Health care consumers also face unusual challenges to making rational decisions. In medicine there is a saying that any doctor who treats herself has a fool for a patient. Even the most informed individual can have difficulty acting rationally when confronting the emotional turmoil that accompanies their own illness or that of a loved one. Beyond this, there are clear situations where patients’ cognitive abilities are compromised, for example, in cases of stroke, dementia, intoxication, loss of consciousness, delirium, or mental illness.

Competent patients have the inherent right to make their own medical decisions, and many do so wisely and well. But market advocates also must recognize the special obstacles to rational decision-making that face health care consumers.

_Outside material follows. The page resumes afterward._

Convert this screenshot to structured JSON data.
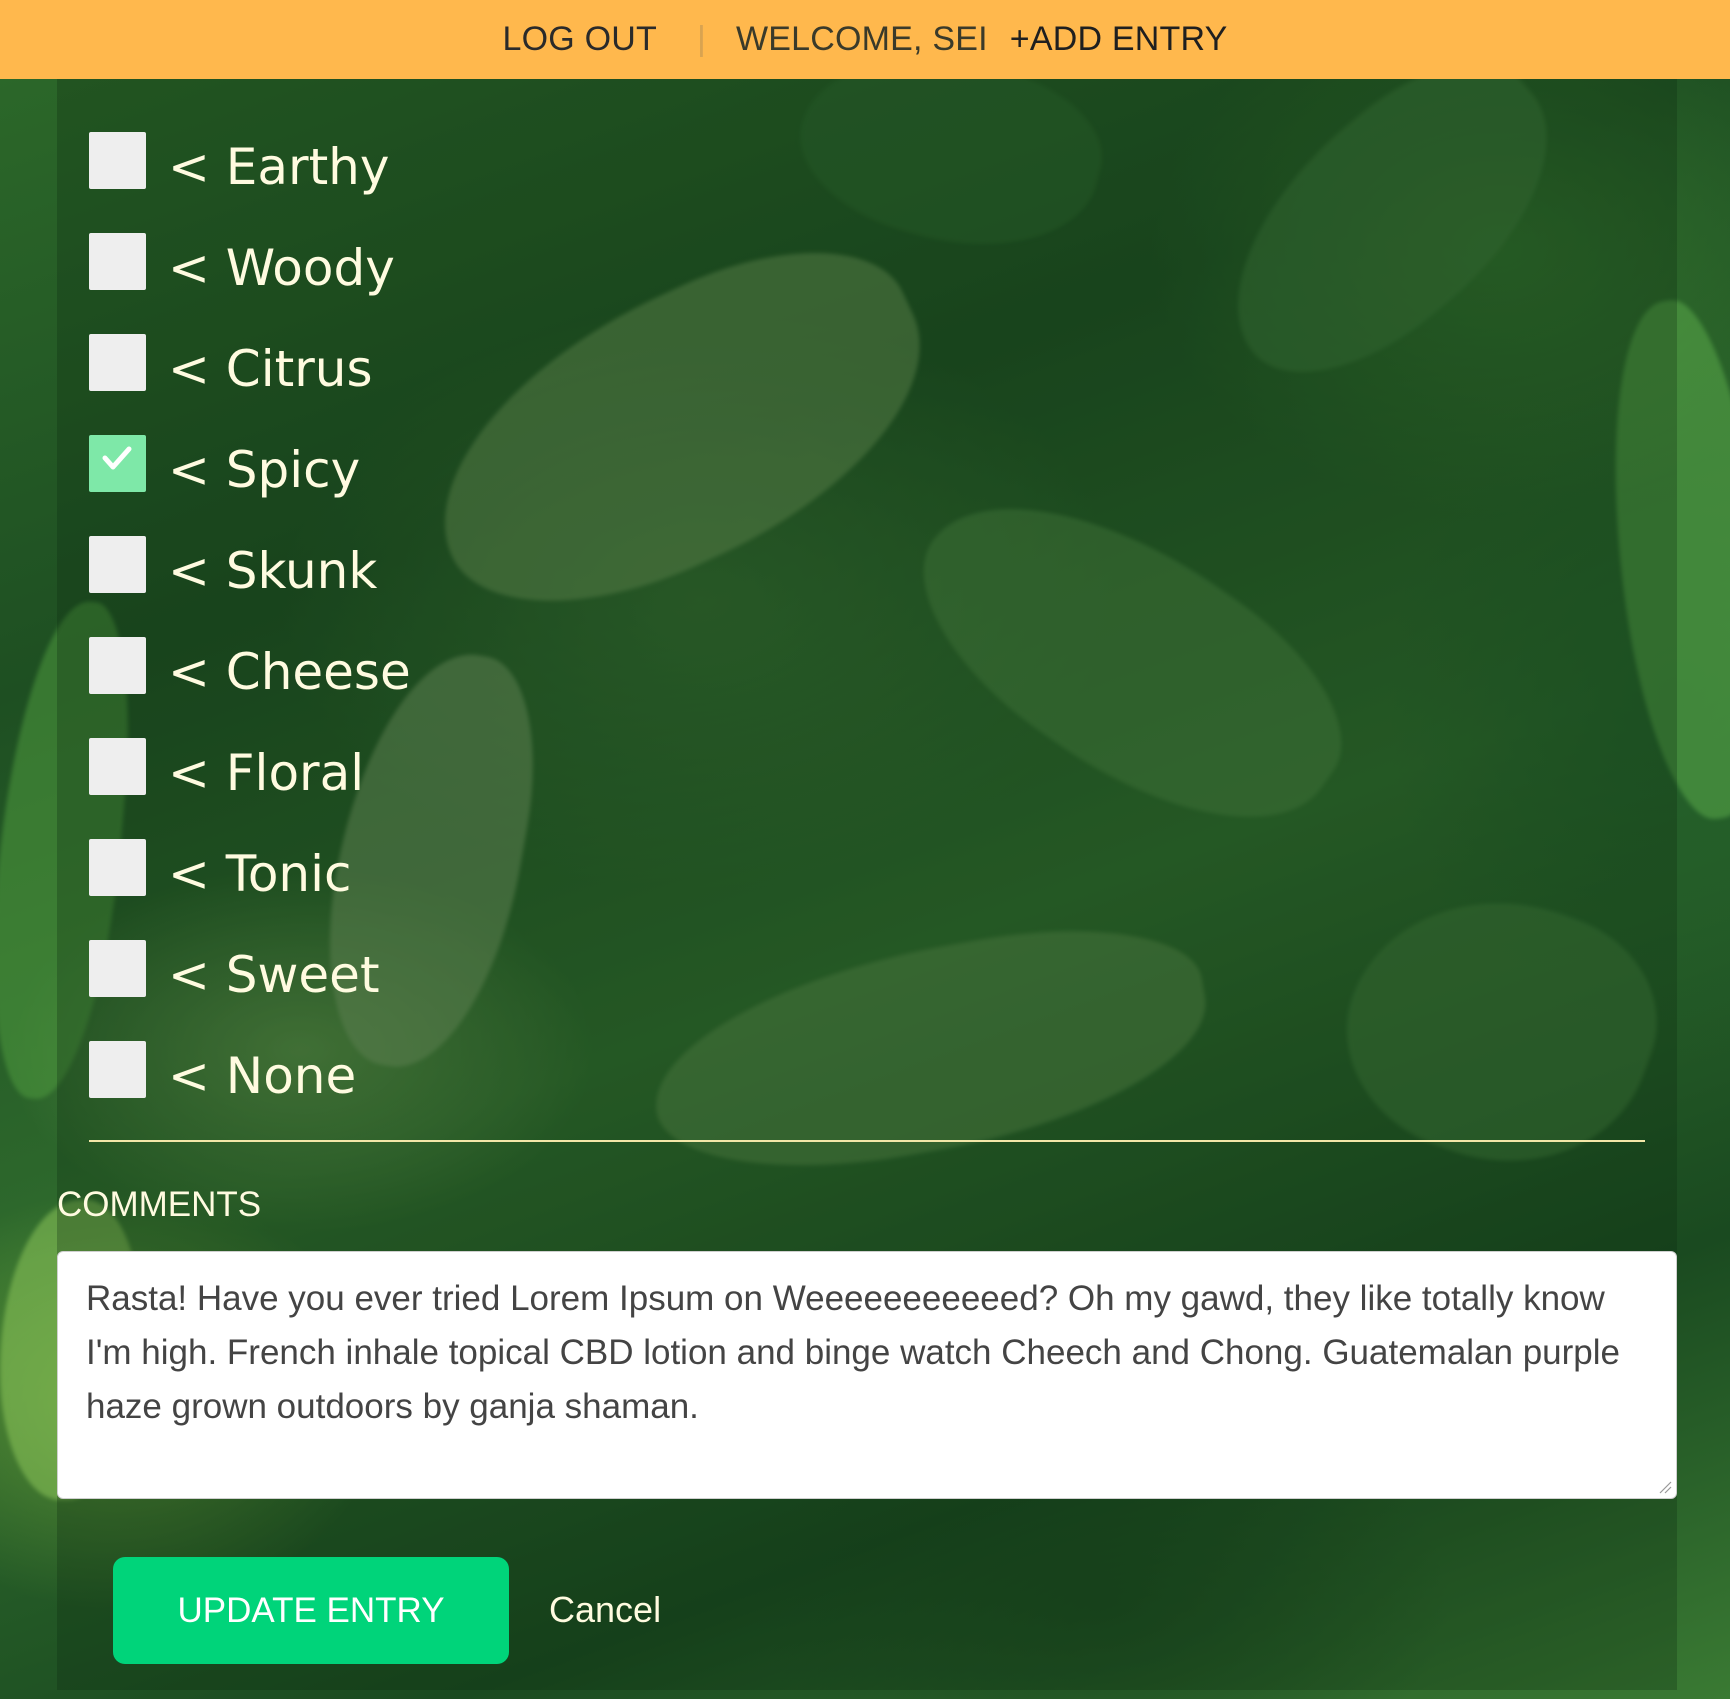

Consolidation among insurers and health care organizations has radically reduced the number of providers selling health care and health insurance in many U.S. health care markets. Recent work shows that providers in 90 percent of U.S. markets are highly or “super” concentrated.

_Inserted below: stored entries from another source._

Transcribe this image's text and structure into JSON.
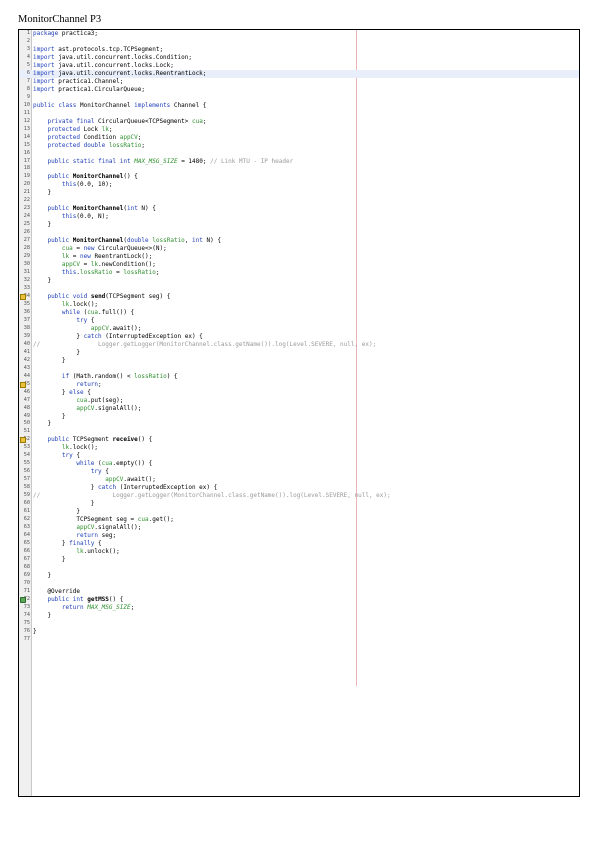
{
  "document": {
    "title": "MonitorChannel P3"
  },
  "code_lines": [
    {
      "n": "1",
      "t": "package practica3;"
    },
    {
      "n": "2",
      "t": ""
    },
    {
      "n": "3",
      "t": "import ast.protocols.tcp.TCPSegment;"
    },
    {
      "n": "4",
      "t": "import java.util.concurrent.locks.Condition;"
    },
    {
      "n": "5",
      "t": "import java.util.concurrent.locks.Lock;"
    },
    {
      "n": "6",
      "t": "import java.util.concurrent.locks.ReentrantLock;"
    },
    {
      "n": "7",
      "t": "import practica1.Channel;"
    },
    {
      "n": "8",
      "t": "import practica1.CircularQueue;"
    },
    {
      "n": "9",
      "t": ""
    },
    {
      "n": "10",
      "t": "public class MonitorChannel implements Channel {"
    },
    {
      "n": "11",
      "t": ""
    },
    {
      "n": "12",
      "t": "    private final CircularQueue<TCPSegment> cua;"
    },
    {
      "n": "13",
      "t": "    protected Lock lk;"
    },
    {
      "n": "14",
      "t": "    protected Condition appCV;"
    },
    {
      "n": "15",
      "t": "    protected double lossRatio;"
    },
    {
      "n": "16",
      "t": ""
    },
    {
      "n": "17",
      "t": "    public static final int MAX_MSG_SIZE = 1480; // Link MTU - IP header"
    },
    {
      "n": "18",
      "t": ""
    },
    {
      "n": "19",
      "t": "    public MonitorChannel() {"
    },
    {
      "n": "20",
      "t": "        this(0.0, 10);"
    },
    {
      "n": "21",
      "t": "    }"
    },
    {
      "n": "22",
      "t": ""
    },
    {
      "n": "23",
      "t": "    public MonitorChannel(int N) {"
    },
    {
      "n": "24",
      "t": "        this(0.0, N);"
    },
    {
      "n": "25",
      "t": "    }"
    },
    {
      "n": "26",
      "t": ""
    },
    {
      "n": "27",
      "t": "    public MonitorChannel(double lossRatio, int N) {"
    },
    {
      "n": "28",
      "t": "        cua = new CircularQueue<>(N);"
    },
    {
      "n": "29",
      "t": "        lk = new ReentrantLock();"
    },
    {
      "n": "30",
      "t": "        appCV = lk.newCondition();"
    },
    {
      "n": "31",
      "t": "        this.lossRatio = lossRatio;"
    },
    {
      "n": "32",
      "t": "    }"
    },
    {
      "n": "33",
      "t": ""
    },
    {
      "n": "34",
      "t": "    public void send(TCPSegment seg) {"
    },
    {
      "n": "35",
      "t": "        lk.lock();"
    },
    {
      "n": "36",
      "t": "        while (cua.full()) {"
    },
    {
      "n": "37",
      "t": "            try {"
    },
    {
      "n": "38",
      "t": "                appCV.await();"
    },
    {
      "n": "39",
      "t": "            } catch (InterruptedException ex) {"
    },
    {
      "n": "40",
      "t": "//                Logger.getLogger(MonitorChannel.class.getName()).log(Level.SEVERE, null, ex);"
    },
    {
      "n": "41",
      "t": "            }"
    },
    {
      "n": "42",
      "t": "        }"
    },
    {
      "n": "43",
      "t": ""
    },
    {
      "n": "44",
      "t": "        if (Math.random() < lossRatio) {"
    },
    {
      "n": "45",
      "t": "            return;"
    },
    {
      "n": "46",
      "t": "        } else {"
    },
    {
      "n": "47",
      "t": "            cua.put(seg);"
    },
    {
      "n": "48",
      "t": "            appCV.signalAll();"
    },
    {
      "n": "49",
      "t": "        }"
    },
    {
      "n": "50",
      "t": "    }"
    },
    {
      "n": "51",
      "t": ""
    },
    {
      "n": "52",
      "t": "    public TCPSegment receive() {"
    },
    {
      "n": "53",
      "t": "        lk.lock();"
    },
    {
      "n": "54",
      "t": "        try {"
    },
    {
      "n": "55",
      "t": "            while (cua.empty()) {"
    },
    {
      "n": "56",
      "t": "                try {"
    },
    {
      "n": "57",
      "t": "                    appCV.await();"
    },
    {
      "n": "58",
      "t": "                } catch (InterruptedException ex) {"
    },
    {
      "n": "59",
      "t": "//                    Logger.getLogger(MonitorChannel.class.getName()).log(Level.SEVERE, null, ex);"
    },
    {
      "n": "60",
      "t": "                }"
    },
    {
      "n": "61",
      "t": "            }"
    },
    {
      "n": "62",
      "t": "            TCPSegment seg = cua.get();"
    },
    {
      "n": "63",
      "t": "            appCV.signalAll();"
    },
    {
      "n": "64",
      "t": "            return seg;"
    },
    {
      "n": "65",
      "t": "        } finally {"
    },
    {
      "n": "66",
      "t": "            lk.unlock();"
    },
    {
      "n": "67",
      "t": "        }"
    },
    {
      "n": "68",
      "t": ""
    },
    {
      "n": "69",
      "t": "    }"
    },
    {
      "n": "70",
      "t": ""
    },
    {
      "n": "71",
      "t": "    @Override"
    },
    {
      "n": "72",
      "t": "    public int getMSS() {"
    },
    {
      "n": "73",
      "t": "        return MAX_MSG_SIZE;"
    },
    {
      "n": "74",
      "t": "    }"
    },
    {
      "n": "75",
      "t": ""
    },
    {
      "n": "76",
      "t": "}"
    },
    {
      "n": "77",
      "t": ""
    }
  ],
  "markers": {
    "34": "warning",
    "45": "warning",
    "52": "warning",
    "72": "override"
  },
  "highlighted_line": "6",
  "colors": {
    "keyword": "#1f3fb8",
    "field": "#2f8f2f",
    "comment": "#9a9a9a",
    "highlight": "#e8eefa"
  }
}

This consolidation and resulting lack of competition has enabled individual providers to charge excessive prices in many markets. Similarly, government-granted patents create monopolies that enable drug manufacturers to set astounding prices for new drugs and raise them almost at will.

These and other departures from the conditions necessary for effective market functioning suggest the dangers of uncritical reliance on free markets to improve our health care system. At a minimum, advocates of market solutions would be wise to consider three interventions that could increase the probability that markets will function as desired.

  1. Develop better information on prices and quality. Consumers need information to make informed decisions. Publishing raw data on the prices of care — often referred to as price transparency — is insufficient because it rarely reflects the actual cost consumers face during an episode of care. The price of a chest x-ray that diagnoses pneumonia, for instance, is a poor indicator of the costs of a subsequent hospitalization, not to mention the downstream costs for any previously undetected lung disease. To make health care markets work, advocates must develop approaches to price transparency and quality measurement that are meaningful and understandable to consumers.
  2. Foster markets for health services that pose the smallest challenges to rational decision-making. Certain health services — often referred to as “shoppable” — involve tests or treatments that are either elective, relatively simple to understand, or nonurgent, which allows patients time to learn and think about them. Examples include screening tests for generally healthy individuals (e.g., colonoscopies, mammograms), elective surgeries (e.g., hip and knee replacement), or necessary but nonemergent care (e.g.,whether to add insulin to a diabetic regimen). Fostering competitive forces in these areas could improve the functioning of the health care market overall. But reformers should be aware that these services are likely to account for a minority of health care activities and, frequently, are not the most expensive ones.
  3. Promote competition. Unless government finds ways to restore competition among providers where it no longer exists, markets can’t succeed. This is true both for health care services generally and pharmaceuticals in particular.

Given our desperate need for health care reform, the appeal of market solutions is understandable. But it is naïve to assume that they will work in health care just like they do in other sectors. It is time for a frank, open, and nonideological discussion of the problems markets can address in health care and how we can create conditions that will enable markets to function as intended.